Because I think the world would be a whole lot better if we can give grace to those around us. And it starts with me.

HOPE

I’ll admit that this is a fluffier word than what I typically choose. But for me, I feel the need to cling to hope during this challenging time.  

While I’m usually a pretty positive person, I’ve experienced a lot of fear, anxiety and concern from the pandemic, racial injustice and the toxic political climate. 

It can be easy to dwell on all that’s going wrong in the world.

But, that’s not helpful or healthy.

Instead, I want to cling to hope.

Hope is imagining the possibility of something better.

It’s not wishful thinking, it’s expecting with confidence and anticipation that a better outcome is on the horizon.
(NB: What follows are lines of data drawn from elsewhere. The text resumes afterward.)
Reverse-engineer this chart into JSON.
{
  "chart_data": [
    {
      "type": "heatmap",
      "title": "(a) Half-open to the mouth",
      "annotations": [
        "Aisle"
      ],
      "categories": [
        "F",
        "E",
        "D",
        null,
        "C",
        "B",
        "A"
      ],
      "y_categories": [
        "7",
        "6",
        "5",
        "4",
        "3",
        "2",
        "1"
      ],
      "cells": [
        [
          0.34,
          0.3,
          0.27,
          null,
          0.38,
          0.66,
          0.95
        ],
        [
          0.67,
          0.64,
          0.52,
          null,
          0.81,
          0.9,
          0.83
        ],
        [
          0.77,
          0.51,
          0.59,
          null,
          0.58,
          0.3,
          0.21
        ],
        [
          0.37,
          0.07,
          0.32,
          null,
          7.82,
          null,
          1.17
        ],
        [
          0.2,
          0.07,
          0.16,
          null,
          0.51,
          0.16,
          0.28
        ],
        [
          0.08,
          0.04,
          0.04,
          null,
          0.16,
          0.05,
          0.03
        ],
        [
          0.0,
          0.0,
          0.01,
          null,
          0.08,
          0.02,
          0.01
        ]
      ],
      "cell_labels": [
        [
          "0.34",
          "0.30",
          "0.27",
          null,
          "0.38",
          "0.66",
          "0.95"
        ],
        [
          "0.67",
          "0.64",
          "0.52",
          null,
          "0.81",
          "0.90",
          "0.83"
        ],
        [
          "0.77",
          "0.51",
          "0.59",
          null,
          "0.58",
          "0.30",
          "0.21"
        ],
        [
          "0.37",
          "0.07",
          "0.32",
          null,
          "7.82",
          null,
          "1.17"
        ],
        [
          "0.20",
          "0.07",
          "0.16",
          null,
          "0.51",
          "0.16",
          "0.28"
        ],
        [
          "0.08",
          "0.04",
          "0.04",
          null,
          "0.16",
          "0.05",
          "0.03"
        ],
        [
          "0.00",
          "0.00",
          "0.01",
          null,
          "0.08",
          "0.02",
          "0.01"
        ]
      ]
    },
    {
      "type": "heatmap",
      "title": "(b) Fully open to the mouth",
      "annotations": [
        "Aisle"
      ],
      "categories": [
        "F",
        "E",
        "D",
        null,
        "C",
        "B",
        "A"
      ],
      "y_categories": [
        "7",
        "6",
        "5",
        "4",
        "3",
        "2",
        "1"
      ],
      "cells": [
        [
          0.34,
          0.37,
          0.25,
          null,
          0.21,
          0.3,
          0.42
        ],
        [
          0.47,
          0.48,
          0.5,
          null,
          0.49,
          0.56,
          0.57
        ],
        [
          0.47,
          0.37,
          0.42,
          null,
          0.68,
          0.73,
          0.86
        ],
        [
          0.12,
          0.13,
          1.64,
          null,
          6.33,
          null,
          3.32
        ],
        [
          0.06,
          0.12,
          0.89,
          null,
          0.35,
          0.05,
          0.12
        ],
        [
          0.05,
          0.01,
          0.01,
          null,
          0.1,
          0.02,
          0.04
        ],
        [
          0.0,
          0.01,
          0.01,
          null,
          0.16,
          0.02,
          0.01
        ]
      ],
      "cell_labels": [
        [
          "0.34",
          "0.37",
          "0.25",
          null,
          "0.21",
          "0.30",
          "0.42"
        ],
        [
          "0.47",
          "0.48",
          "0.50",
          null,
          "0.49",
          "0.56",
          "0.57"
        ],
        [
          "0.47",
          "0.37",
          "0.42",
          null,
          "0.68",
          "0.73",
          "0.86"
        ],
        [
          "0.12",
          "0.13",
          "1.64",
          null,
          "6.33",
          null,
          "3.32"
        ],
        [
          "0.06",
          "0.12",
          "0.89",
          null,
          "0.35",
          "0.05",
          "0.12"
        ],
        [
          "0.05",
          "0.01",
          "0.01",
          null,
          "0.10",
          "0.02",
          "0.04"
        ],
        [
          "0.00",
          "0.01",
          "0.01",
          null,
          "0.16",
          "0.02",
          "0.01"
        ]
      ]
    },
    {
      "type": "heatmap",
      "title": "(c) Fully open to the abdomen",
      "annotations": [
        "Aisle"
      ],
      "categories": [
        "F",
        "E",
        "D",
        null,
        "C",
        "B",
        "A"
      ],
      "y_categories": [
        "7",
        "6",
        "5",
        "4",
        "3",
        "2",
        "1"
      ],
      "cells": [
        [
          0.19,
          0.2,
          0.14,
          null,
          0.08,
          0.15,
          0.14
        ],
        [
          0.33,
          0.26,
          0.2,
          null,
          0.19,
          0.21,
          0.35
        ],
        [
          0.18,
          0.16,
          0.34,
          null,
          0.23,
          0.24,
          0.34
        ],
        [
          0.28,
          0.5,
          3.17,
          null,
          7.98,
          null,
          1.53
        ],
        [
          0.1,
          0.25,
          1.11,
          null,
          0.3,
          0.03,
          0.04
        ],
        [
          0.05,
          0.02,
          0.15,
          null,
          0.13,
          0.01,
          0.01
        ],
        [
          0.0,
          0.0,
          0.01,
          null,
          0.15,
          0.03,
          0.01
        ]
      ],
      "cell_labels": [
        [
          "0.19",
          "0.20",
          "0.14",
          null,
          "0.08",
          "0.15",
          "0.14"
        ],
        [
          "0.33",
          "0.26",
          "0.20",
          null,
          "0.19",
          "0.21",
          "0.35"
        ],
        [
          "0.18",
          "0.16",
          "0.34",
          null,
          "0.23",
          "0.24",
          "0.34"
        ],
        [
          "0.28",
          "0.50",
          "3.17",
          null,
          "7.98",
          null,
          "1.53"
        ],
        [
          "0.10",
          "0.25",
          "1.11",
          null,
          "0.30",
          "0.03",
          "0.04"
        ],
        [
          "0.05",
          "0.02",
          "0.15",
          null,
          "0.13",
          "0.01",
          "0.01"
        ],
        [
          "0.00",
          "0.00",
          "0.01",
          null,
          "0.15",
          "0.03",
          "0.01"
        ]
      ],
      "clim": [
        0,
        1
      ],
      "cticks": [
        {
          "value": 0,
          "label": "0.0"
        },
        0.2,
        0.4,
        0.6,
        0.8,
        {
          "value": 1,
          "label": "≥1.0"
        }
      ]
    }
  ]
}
That means, I am believing that we will get through this pandemic and once again be able to gather in person with friends and loved ones.

I am believing that we will find ways to make our world and country more just and equitable for everyone––regardless of the color of their skin.

I am believing that we can mend the political divides in our country, find common ground and work together toward achieving a more perfect union.

I am choosing to believe that I can continue to grow my business in a way that makes a difference in the lives of others, but also allows me to take care of my family financially and emotionally. 

Hope is not wishful thinking. It’s the belief that you can do hard things and survive adversity.

In fact, studies even show that hope can combat stress, anxiety and depression. And, it can also make you more likely to succeed.

Those are all things I want. So, I am going to be a hope seeker.

I’m going to look for the good and continue to have faith that things will get better in the future. Because without hope, where would we be?

What are your words?

No one knows what this year will bring. When we were making our goals, resolutions and words for 2020, none of us could have foreseen the wild ride we would be on.

And we don’t know what will happen this year either. But the truth is, we never do. 

But whatever happens, I hope that these words will serve as my compass as I navigate the challenges of the year ahead.

I would love to know – do you choose a word or series of words for your year? Feel free to share yours below.I’d LOVE to hear what you’re focusing on so we can encourage each other. Here’s to a great 2021!

1 Comment

  1. Gingy on February 11, 2021 at 12:32 pm

    My words that I’ve chosen at your suggestion are calm, hope, forgive and forget. I know the last ‘word’ is a phrase, but the two go together, especially on the minor annoyances.